Wednesday, February 15, 2017

I Listen So You Don't Have To: Art Of Wrestling Ep. 337

Juice Robinson is Cabana's guest this week
Photo Credit:
If you’re new, here’s the rundown. We listen to a handful of wrestling podcasts each week. Too many, probably, though certainly not all of them. In the interest of saving you time — in case you have the restraint to skip certain episodes — the plan is to give the bare bones of a given show and let you decide if it’s worth investing the time to hear the whole thing. There are many wrestling podcasts out there, of course, but this feature largely hews to the regular rotation we feel best fit the category of hit or miss. If we can save other folks some time, we’re happy to do so.

Show: Art Of Wrestling
Episode: 337 (Feb. 8, 2017)
Run Time: 1:05:23
Guest: Juice Robinson (11:03)

Summary: Colt Cabana decided the time was right to sit down with the erstwhile CJ Parker, now known as Juice Robinson. They open by considering the idea of scouting future opponents and the misconceptions American wrestlers have about Japanese opponents. Robinson talks about trying to shake his NXT identity and starting over on the independent scene. They go back to the beginning of their relationship and Robinson talks about being a goofball in school, discovering independent wrestling and getting into training. He recounts some of his early struggles before he figured out how to really commit to wrestling. Robinson then tells the story of his WWE tryout and bits from his time in developmental, as well as how he decided to leave on his terms and ended up latching on with New Japan and acclimating to living there more than stateside.
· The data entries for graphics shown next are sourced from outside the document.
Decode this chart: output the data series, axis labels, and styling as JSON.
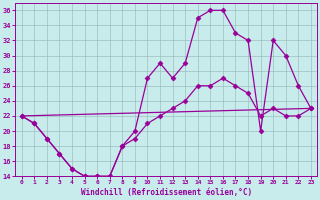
{
  "title": "",
  "xlabel": "Windchill (Refroidissement éolien,°C)",
  "ylabel": "",
  "bg_color": "#c8ecec",
  "line_color": "#990099",
  "grid_color": "#9dbfbf",
  "xlim_min": -0.5,
  "xlim_max": 23.5,
  "ylim_min": 14,
  "ylim_max": 37,
  "xticks": [
    0,
    1,
    2,
    3,
    4,
    5,
    6,
    7,
    8,
    9,
    10,
    11,
    12,
    13,
    14,
    15,
    16,
    17,
    18,
    19,
    20,
    21,
    22,
    23
  ],
  "yticks": [
    14,
    16,
    18,
    20,
    22,
    24,
    26,
    28,
    30,
    32,
    34,
    36
  ],
  "curve1_x": [
    0,
    1,
    2,
    3,
    4,
    5,
    6,
    7,
    8,
    9,
    10,
    11,
    12,
    13,
    14,
    15,
    16,
    17,
    18,
    19,
    20,
    21,
    22,
    23
  ],
  "curve1_y": [
    22,
    21,
    19,
    17,
    15,
    14,
    14,
    14,
    18,
    20,
    27,
    29,
    27,
    29,
    35,
    36,
    36,
    33,
    32,
    20,
    32,
    30,
    26,
    23
  ],
  "curve2_x": [
    0,
    1,
    2,
    3,
    4,
    5,
    6,
    7,
    8,
    9,
    10,
    11,
    12,
    13,
    14,
    15,
    16,
    17,
    18,
    19,
    20,
    21,
    22,
    23
  ],
  "curve2_y": [
    22,
    21,
    19,
    17,
    15,
    14,
    14,
    14,
    18,
    19,
    21,
    22,
    23,
    24,
    26,
    26,
    27,
    26,
    25,
    22,
    23,
    22,
    22,
    23
  ],
  "line_x": [
    0,
    23
  ],
  "line_y": [
    22,
    23
  ],
  "marker": "D",
  "markersize": 2.5,
  "linewidth": 0.9
}
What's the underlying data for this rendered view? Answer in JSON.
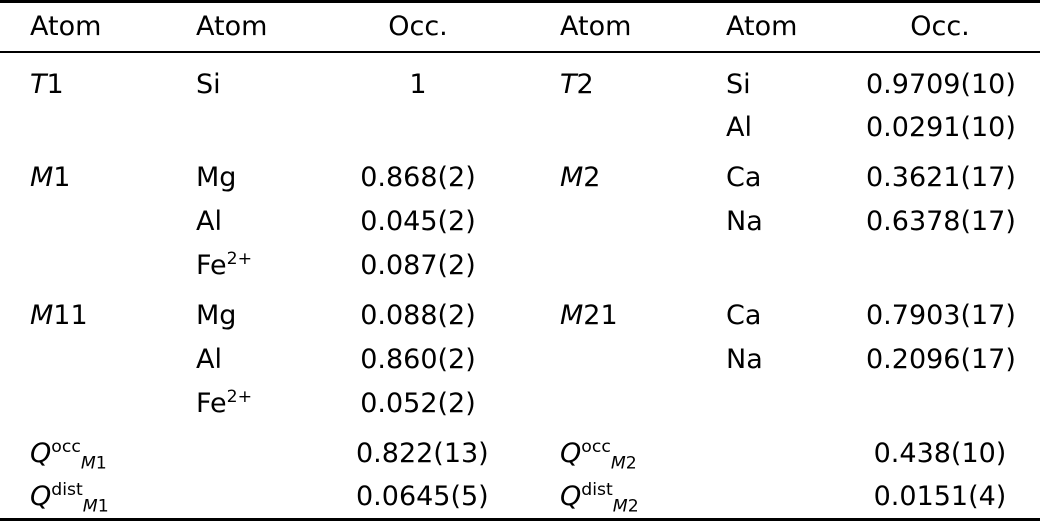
{
  "page": {
    "background_color": "#ffffff",
    "text_color": "#000000",
    "rule_color": "#000000"
  },
  "table": {
    "header": [
      "Atom",
      "Atom",
      "Occ.",
      "Atom",
      "Atom",
      "Occ."
    ],
    "rows": [
      {
        "first": true,
        "left": {
          "site": [
            {
              "t": "T",
              "i": true
            },
            {
              "t": "1"
            }
          ],
          "atom": [
            {
              "t": "Si"
            }
          ],
          "occ": "1"
        },
        "right": {
          "site": [
            {
              "t": "T",
              "i": true
            },
            {
              "t": "2"
            }
          ],
          "atom": [
            {
              "t": "Si"
            }
          ],
          "occ": "0.9709(10)"
        }
      },
      {
        "left": {
          "site": [],
          "atom": [],
          "occ": ""
        },
        "right": {
          "site": [],
          "atom": [
            {
              "t": "Al"
            }
          ],
          "occ": "0.0291(10)"
        }
      },
      {
        "group_start": true,
        "left": {
          "site": [
            {
              "t": "M",
              "i": true
            },
            {
              "t": "1"
            }
          ],
          "atom": [
            {
              "t": "Mg"
            }
          ],
          "occ": "0.868(2)"
        },
        "right": {
          "site": [
            {
              "t": "M",
              "i": true
            },
            {
              "t": "2"
            }
          ],
          "atom": [
            {
              "t": "Ca"
            }
          ],
          "occ": "0.3621(17)"
        }
      },
      {
        "left": {
          "site": [],
          "atom": [
            {
              "t": "Al"
            }
          ],
          "occ": "0.045(2)"
        },
        "right": {
          "site": [],
          "atom": [
            {
              "t": "Na"
            }
          ],
          "occ": "0.6378(17)"
        }
      },
      {
        "left": {
          "site": [],
          "atom": [
            {
              "t": "Fe"
            },
            {
              "t": "2+",
              "sup": true
            }
          ],
          "occ": "0.087(2)"
        },
        "right": {
          "site": [],
          "atom": [],
          "occ": ""
        }
      },
      {
        "group_start": true,
        "left": {
          "site": [
            {
              "t": "M",
              "i": true
            },
            {
              "t": "11"
            }
          ],
          "atom": [
            {
              "t": "Mg"
            }
          ],
          "occ": "0.088(2)"
        },
        "right": {
          "site": [
            {
              "t": "M",
              "i": true
            },
            {
              "t": "21"
            }
          ],
          "atom": [
            {
              "t": "Ca"
            }
          ],
          "occ": "0.7903(17)"
        }
      },
      {
        "left": {
          "site": [],
          "atom": [
            {
              "t": "Al"
            }
          ],
          "occ": "0.860(2)"
        },
        "right": {
          "site": [],
          "atom": [
            {
              "t": "Na"
            }
          ],
          "occ": "0.2096(17)"
        }
      },
      {
        "left": {
          "site": [],
          "atom": [
            {
              "t": "Fe"
            },
            {
              "t": "2+",
              "sup": true
            }
          ],
          "occ": "0.052(2)"
        },
        "right": {
          "site": [],
          "atom": [],
          "occ": ""
        }
      },
      {
        "group_start": true,
        "left": {
          "site": [
            {
              "t": "Q",
              "i": true
            },
            {
              "t": "occ",
              "sup": true
            },
            {
              "t": "M",
              "sub": true,
              "i": true
            },
            {
              "t": "1",
              "sub": true
            }
          ],
          "atom": [],
          "occ": "0.822(13)"
        },
        "right": {
          "site": [
            {
              "t": "Q",
              "i": true
            },
            {
              "t": "occ",
              "sup": true
            },
            {
              "t": "M",
              "sub": true,
              "i": true
            },
            {
              "t": "2",
              "sub": true
            }
          ],
          "atom": [],
          "occ": "0.438(10)"
        }
      },
      {
        "left": {
          "site": [
            {
              "t": "Q",
              "i": true
            },
            {
              "t": "dist",
              "sup": true
            },
            {
              "t": "M",
              "sub": true,
              "i": true
            },
            {
              "t": "1",
              "sub": true
            }
          ],
          "atom": [],
          "occ": "0.0645(5)"
        },
        "right": {
          "site": [
            {
              "t": "Q",
              "i": true
            },
            {
              "t": "dist",
              "sup": true
            },
            {
              "t": "M",
              "sub": true,
              "i": true
            },
            {
              "t": "2",
              "sub": true
            }
          ],
          "atom": [],
          "occ": "0.0151(4)"
        }
      }
    ]
  }
}
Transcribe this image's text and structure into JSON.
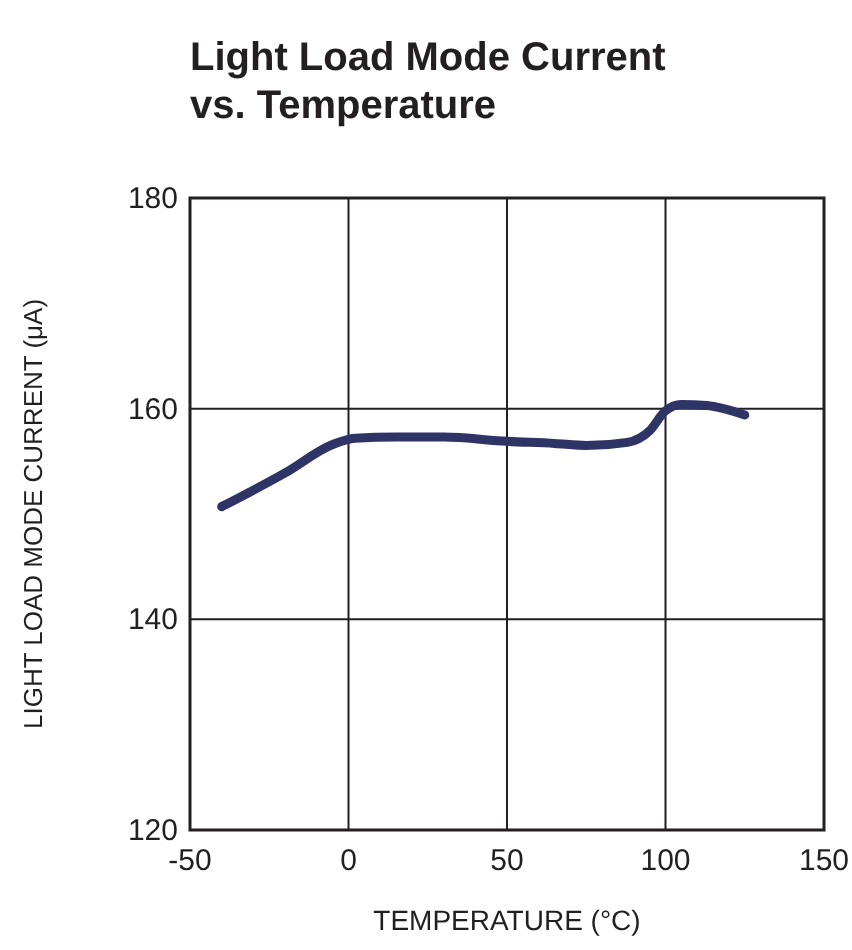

Quote of the week: “I ended up being there for eight months. And it was good, I’m glad I did that cause you know, then you earn their respect. I didn’t want them to think that I thought that I was something that I wasn’t. I wasn’t anything! Cause you’re not anything, and at that point I was nothing. Anybody who leaves there and thinks, like, ‘Oh, I’m gonna cash in on all these indy pay days and, like, with my Pro Wrestling Tees and everything,’ no way. You’re starting over. You’re nothing. You’re behind the machine and, yeah, don’t drink the Kool-Aid. It was nothing then. And yeah, I went to the dojo and started from scratch. And I knew then I’d get a couple more tours, right, so if I shit the bed the first tour I knew I’d have a couple more.”

Why you should listen: Hands down the most entertaining anecdote was Robinson recounting how he learned of the world outside of WWE by seeing Billy Gunn advertised on a poster in a Morris, Ill., Taco Bell. While that stands on its own, he and Cabana moved from there directly through the rest of Robinson’s career in a way that touches on the parts NXT fans will easily recall while also artfully showing the evolution of a wrestler who has no damn business in the ring to properly understanding when his talents aren’t being fully utilized. I didn’t expect this interview to find new ground after recent talks with Adam Rose, Cody Rhodes and Bull James, but it stands on its own and should lead to broader interest in Robinson’s career.

Why you should skip it: Feels like a broken record here, but don’t come looking for an ex-developmental guy shooting hot fire at Triple H or whatever. That should be expected by now. It also should be noted the talk is largely absent of fond memories of NXT as well — no heartwarming Dusty Rhodes tales or new insights on what it’s really like to train in that environment. Some might say Cabana spends a bit too much time interjecting some of his own stories into the conversation, but given when and where their paths crossed in small-town Illinois, I don’t share that criticism.

Final thoughts: It’s a good chat. Nothing mind-blowing, but I really enjoyed the chance to learn more about a person whom I knew I wasn’t fully experiencing via NXT. At this rate Cabana is kind of like a baseball player compiling the counting stats year after year. His weekly show, provided we’re talking one-on-one interviews, is remarkably consistent. Rarely spectacular but always better than average and generally worth the time.